When I first started writing my Bible study, I checked out all the books I could find at the library that contained information on emotional eating. In the process, I discovered a whole new section of books that I hadn’t seen before.
Did you know that in addition to the “diet book” section, there’s also a section of books on eating disorders and compulsive eating? I read some of those books, and they were very enlightening.
One of the common threads that ran through the books was the admonition to stick religiously to an eating plan. To eat even one bite off the plan, the books said, was to put yourself in dangerous territory. It could lead to a binge.
I remember thinking at the time that this was the missing ingredient in my own struggles with food. I had my eating plan already in place at the time—a simple plan of allowing myself three meals and one snack each day.
The problem was that I sometimes had a bite here and a bite there that wasn’t on "the plan." While these bites didn’t add up to many calories, they still weren’t good for me. What they did was weaken my boundaries—the boundaries I had put in place myself to protect me from emotional eating.
Unfortunately, weak boundaries often lead to broken boundaries.

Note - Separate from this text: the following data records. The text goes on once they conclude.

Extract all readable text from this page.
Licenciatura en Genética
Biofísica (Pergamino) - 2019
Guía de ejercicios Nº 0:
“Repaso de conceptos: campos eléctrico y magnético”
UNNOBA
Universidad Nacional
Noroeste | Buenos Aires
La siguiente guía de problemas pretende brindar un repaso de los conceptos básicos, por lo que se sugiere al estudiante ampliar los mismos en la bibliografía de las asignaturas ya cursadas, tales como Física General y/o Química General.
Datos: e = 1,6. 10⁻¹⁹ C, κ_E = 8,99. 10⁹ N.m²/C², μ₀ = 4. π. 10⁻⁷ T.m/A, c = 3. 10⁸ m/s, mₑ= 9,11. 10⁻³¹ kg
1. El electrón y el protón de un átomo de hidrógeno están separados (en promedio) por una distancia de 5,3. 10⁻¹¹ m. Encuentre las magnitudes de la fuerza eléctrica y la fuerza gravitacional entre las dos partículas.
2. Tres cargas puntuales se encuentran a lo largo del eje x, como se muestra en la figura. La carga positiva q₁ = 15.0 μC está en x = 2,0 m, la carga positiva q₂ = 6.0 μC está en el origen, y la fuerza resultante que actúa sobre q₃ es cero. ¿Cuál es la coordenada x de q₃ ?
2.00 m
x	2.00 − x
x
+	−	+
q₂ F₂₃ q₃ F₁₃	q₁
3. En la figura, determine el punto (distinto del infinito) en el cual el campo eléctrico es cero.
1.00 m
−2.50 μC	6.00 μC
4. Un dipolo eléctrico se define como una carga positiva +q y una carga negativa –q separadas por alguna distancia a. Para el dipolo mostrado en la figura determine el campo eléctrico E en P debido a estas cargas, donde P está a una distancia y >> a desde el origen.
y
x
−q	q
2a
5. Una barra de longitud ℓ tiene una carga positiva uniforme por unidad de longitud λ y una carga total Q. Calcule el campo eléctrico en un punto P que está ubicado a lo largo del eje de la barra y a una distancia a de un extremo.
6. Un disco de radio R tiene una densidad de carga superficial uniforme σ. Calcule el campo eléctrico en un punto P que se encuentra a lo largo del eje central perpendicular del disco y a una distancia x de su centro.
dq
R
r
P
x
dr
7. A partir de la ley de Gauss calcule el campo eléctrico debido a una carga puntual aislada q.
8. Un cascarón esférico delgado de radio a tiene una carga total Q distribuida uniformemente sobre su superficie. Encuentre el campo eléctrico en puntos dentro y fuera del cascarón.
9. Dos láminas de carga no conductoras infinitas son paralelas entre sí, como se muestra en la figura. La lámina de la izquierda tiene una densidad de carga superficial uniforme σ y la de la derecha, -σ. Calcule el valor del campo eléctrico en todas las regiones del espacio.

What begins as a crack in the dam soon becomes an all-out flood—and I had my share of “floods.”
The books made me see the necessity of following the plan exactly. In other words, not one bite outside the boundaries. Not even a lick of the fingers. Nada. Nothing.
I determined to be more faithful about following the boundaries, and you know what? It made a difference. A big difference. Sticking rigidly to the plan made it easier to actually follow the plan.
Whether your boundaries are hunger or meals, I encourage you to follow them exactly. Don’t eat even one bite outside your boundaries—because even though it's hard to stick to your boundaries, it's a lot harder to stick to them after you break them than before you break them.